New imine-reducing enzymes from ß-hydroxyacid dehydrogenases by single amino acid substitutions.

We report the exploration of the evolutionary relationship between imine reductases (IREDs) and other dehydrogenases. This approach is informed by the sequence similarity between these enzyme families and the recently described promiscuous activity of IREDs for the highly reactive carbonyl compound 2,2,2-trifluoroacetophenone. Using the structure of the R-selective IRED from Streptosporangium roseum (R-IRED-Sr) as a model, ß-hydroxyacid dehydrogenases (ßHADs) were identified as the dehydrogenases most similar to IREDs.
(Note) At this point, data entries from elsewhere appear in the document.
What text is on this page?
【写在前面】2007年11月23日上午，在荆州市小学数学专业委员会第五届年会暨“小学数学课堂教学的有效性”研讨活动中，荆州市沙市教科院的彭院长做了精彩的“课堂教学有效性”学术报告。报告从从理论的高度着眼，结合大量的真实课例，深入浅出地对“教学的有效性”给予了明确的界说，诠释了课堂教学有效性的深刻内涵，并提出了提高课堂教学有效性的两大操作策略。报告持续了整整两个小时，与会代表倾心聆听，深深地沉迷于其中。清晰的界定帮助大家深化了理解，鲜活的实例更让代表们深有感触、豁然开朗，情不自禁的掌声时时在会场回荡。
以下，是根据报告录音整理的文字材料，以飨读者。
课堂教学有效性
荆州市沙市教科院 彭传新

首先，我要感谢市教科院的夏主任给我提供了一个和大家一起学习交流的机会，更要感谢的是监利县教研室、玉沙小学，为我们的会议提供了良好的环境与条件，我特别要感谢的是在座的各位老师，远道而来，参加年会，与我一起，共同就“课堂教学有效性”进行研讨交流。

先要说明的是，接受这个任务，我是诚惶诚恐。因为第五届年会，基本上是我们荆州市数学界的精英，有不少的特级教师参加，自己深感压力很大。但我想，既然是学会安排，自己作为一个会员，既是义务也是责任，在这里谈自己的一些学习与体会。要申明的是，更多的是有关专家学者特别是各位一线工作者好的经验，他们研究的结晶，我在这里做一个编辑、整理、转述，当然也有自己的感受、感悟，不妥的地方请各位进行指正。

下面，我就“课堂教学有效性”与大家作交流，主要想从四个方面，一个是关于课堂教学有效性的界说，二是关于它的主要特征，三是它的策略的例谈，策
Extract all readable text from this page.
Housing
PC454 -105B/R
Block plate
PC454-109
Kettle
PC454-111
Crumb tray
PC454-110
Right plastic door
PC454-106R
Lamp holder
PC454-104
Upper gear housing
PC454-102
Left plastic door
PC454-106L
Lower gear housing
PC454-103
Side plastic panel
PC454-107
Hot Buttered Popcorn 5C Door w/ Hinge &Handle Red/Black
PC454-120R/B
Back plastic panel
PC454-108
To understand how active site differences in IREDs and ßHADs enable the reduction of predominantly C = N or C = O bonds respectively, we substituted amino acid residues in ßHADs with the corresponding residues from the R-IRED-Sr and were able to increase the promiscuous activity of ßHADs for C = N functions by a single amino acid substitution. Variants ßHADAt_K170D and ßHADAt_K170F lost mainly their keto acid reduction activity and gained the ability to catalyze the reduction of imines. Moreover, the product enantiomeric purity for a bulky imine substrate could be increased from 23% ee (R-IRED-Sr) to 97% ee (ßHADAt_K170D/F_F231A) outcompeting already described IRED selectivity.